As 385 presas da Colônia Penal Feminina do Recife, antiga Bom Pastor, terão sua situação penal analisada por uma equipe de voluntários estudantes de Direito.

A assistência jurídica foi garantida através de um convênio assinado na última quarta-feira entre o Tribunal de Justiça de Pernambuco (TJPE), a Universidade Salgado de Oliveira (Universo), o Ministério Público de Pernambuco (MPPE) e a Defensoria Pública.

A maioria das detentas não possui advogado. Elas poderão ser beneficiadas com progressão de regime, livramento condicional e até com um indulto.

"Essa parceria público-privada é mais um convênio do Tribunal com a Secretaria de Justiça, que foi ressuscitada em abril de 2005", lembrou o presidente do TJPE, Des. Macêdo Malta. Os estudantes visitarão os presídios e farão um estudo das detentas, elaborando minutas das peças processuais.

Após o crivo do orientador da Universo, esses documentos serão avaliados pela Defensoria Pública para, enfim, serem levados à Justiça.

Conforme assinalou Malta, a população carcerária do antigo Bom Pastor já foi de 30 apenadas. "A maioria estava lá por pequenos roubos ou assassinato de marido por ciúmes. Hoje esse número se multiplicou e muitas se envolvem no tráfico de drogas".
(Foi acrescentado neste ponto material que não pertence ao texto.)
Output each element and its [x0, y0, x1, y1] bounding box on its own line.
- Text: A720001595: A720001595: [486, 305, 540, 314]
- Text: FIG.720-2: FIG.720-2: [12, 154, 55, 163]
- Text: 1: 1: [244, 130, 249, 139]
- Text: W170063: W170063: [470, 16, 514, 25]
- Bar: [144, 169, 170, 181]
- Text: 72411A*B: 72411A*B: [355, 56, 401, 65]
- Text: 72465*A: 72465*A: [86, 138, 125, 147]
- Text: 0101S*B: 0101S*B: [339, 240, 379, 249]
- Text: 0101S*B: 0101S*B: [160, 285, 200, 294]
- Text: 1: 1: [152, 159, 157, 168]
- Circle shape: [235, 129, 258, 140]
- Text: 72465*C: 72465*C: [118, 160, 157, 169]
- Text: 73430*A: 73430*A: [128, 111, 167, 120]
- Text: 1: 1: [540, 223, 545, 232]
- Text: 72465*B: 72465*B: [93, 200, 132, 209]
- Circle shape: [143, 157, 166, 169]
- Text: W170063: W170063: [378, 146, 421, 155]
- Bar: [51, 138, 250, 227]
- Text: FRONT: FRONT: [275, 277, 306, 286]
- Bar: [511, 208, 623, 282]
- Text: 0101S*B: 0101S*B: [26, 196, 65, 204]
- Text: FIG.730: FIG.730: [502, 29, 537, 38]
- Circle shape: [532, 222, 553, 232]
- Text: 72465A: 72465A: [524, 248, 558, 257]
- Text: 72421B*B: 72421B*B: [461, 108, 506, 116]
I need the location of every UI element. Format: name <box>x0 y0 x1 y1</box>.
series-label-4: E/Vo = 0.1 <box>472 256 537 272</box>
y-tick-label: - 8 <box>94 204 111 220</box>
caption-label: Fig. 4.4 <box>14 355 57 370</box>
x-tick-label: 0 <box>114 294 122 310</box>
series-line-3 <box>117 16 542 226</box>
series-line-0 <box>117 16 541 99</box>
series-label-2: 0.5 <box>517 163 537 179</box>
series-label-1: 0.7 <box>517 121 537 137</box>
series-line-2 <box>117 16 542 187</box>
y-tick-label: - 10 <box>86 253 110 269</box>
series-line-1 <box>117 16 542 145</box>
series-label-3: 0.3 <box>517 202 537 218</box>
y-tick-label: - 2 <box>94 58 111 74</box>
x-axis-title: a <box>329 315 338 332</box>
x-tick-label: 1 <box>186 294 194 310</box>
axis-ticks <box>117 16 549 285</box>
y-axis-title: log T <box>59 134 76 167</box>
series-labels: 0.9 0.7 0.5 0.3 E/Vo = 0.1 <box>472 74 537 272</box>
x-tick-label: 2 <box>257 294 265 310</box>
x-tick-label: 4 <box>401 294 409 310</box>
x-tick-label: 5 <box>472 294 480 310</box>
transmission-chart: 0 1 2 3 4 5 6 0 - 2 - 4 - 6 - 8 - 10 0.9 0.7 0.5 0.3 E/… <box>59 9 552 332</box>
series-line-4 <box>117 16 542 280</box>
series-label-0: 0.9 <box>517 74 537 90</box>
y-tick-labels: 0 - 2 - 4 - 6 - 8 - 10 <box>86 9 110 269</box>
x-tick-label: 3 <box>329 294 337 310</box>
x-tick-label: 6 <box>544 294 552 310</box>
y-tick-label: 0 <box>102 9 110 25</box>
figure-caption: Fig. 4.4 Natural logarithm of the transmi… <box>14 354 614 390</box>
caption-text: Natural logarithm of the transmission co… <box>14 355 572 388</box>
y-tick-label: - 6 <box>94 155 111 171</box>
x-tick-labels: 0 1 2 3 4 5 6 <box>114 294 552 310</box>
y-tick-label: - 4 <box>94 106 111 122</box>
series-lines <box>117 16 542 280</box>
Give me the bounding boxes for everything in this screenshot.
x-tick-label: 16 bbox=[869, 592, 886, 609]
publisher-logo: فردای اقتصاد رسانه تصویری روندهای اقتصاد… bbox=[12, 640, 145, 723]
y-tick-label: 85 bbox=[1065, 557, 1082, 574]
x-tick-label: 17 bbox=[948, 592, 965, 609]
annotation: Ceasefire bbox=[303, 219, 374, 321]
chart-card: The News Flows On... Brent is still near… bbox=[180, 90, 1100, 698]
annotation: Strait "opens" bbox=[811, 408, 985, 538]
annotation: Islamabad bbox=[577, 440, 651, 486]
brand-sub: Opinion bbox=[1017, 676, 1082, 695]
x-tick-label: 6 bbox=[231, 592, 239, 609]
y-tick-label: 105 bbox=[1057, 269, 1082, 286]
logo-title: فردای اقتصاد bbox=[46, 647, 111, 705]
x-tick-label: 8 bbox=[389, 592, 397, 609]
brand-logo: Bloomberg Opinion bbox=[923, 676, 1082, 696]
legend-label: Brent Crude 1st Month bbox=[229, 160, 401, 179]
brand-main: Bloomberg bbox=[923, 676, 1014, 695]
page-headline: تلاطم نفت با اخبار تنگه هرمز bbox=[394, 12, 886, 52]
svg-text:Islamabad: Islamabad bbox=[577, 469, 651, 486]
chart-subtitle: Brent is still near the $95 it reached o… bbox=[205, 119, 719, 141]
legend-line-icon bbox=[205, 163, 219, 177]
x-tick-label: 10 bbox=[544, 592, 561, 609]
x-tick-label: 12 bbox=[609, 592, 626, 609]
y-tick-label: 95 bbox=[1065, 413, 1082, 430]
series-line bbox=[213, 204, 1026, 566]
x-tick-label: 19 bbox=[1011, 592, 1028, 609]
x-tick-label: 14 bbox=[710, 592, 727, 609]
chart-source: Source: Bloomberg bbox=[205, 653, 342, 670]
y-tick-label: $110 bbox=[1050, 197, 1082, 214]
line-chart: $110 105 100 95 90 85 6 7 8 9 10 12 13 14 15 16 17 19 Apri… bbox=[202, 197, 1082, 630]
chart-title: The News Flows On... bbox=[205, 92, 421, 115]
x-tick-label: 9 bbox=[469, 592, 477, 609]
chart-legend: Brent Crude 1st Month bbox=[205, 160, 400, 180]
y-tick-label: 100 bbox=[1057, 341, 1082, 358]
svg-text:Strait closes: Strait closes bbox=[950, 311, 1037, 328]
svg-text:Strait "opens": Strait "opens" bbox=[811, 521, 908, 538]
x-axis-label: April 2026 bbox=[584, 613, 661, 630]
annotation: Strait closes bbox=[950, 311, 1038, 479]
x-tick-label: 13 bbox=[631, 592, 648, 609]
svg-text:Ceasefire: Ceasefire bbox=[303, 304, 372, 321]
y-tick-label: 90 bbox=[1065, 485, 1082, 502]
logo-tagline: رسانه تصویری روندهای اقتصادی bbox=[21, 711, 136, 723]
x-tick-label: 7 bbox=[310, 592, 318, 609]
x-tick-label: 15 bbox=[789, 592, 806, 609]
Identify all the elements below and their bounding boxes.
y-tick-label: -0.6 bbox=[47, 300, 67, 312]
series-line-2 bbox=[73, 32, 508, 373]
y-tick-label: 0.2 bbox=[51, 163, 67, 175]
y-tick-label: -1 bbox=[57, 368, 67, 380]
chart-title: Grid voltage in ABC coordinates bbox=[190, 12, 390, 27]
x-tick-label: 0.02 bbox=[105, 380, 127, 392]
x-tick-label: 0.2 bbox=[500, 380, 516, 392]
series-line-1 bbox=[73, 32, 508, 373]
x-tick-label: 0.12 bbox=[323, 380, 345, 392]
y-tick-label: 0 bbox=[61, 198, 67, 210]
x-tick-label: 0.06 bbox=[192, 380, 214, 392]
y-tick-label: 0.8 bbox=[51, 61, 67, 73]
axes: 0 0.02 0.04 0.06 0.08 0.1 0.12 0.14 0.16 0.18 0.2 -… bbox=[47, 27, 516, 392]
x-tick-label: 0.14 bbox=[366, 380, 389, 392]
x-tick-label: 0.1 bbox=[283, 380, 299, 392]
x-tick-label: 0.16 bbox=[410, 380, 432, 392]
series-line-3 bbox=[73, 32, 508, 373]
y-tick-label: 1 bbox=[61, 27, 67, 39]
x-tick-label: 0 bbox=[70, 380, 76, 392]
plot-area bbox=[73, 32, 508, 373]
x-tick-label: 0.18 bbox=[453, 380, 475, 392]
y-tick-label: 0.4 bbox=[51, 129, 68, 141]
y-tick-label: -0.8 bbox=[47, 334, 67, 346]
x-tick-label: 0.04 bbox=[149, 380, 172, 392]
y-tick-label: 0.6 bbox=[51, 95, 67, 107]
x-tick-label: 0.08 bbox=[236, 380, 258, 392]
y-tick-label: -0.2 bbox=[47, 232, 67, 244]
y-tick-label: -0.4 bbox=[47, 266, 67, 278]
A atual superlotação é tida pelo secretário executivo de Justiça, Jorge Neves, como um dos problemas ligados à violência do estado. A redução do número de internas, entretanto, não é o objetivo maior do mutirão. "O Estado é obrigado a dar assessoria jurisdicional e também orientação jurídica à população pobre", afirmou o procurador geral de justiça, Francisco Sales, durante a solenidade de assinatura do convênio.

Apegando-se aos tratados e às convenções internacionais dos quais o Brasil é signatário, Sales defendeu o acesso à justiça através de políticas públicas.

A omissão do Estado foi igualmente enfocada pelo Secretário de Justiça e Direitos Humanos de Pernambuco, Elias Gomes. "O Estado brasileiro tem sido inadimplente. Nós democratas precisamos discutir uma reorientação da lógica que guia o acesso às políticas públicas no país", frisou. O secretário afirmou, ainda, que mutirões como esse precisam se interiorizar através de novas parcerias com escolas públicas e privadas.

O diretor geral da Universo, Arnott Raus Caiado, observou que esse projeto quadrilateral é uma oportunidade de aprendizado em prática penal para os estagiários, a maioria cursando o último ano de Direito. A atividade de extensão faz parte de uma preocupação da Universo com a formação prática dos alunos. "A Universidade não pode ficar alheia à sociedade", concluiu o diretor.

Em fevereiro, devem ser assinados convênios para realizar mutirões semelhantes no Centro de Triagem e Observação Criminológica Professor Everardo Luna (Cotel) e no presídio Aníbal Bruno, o maior da América Latina.

O juiz titular da 1ª Vara de Execuções Penais, Adeildo Nunes, presente à assinatura, disse que dará todo apoio ao convênio. "A ssistência jurídica é um direito constitucional do preso e o mutirão vai contribuir para uma diminuição da população carcerária do Estado", assegura.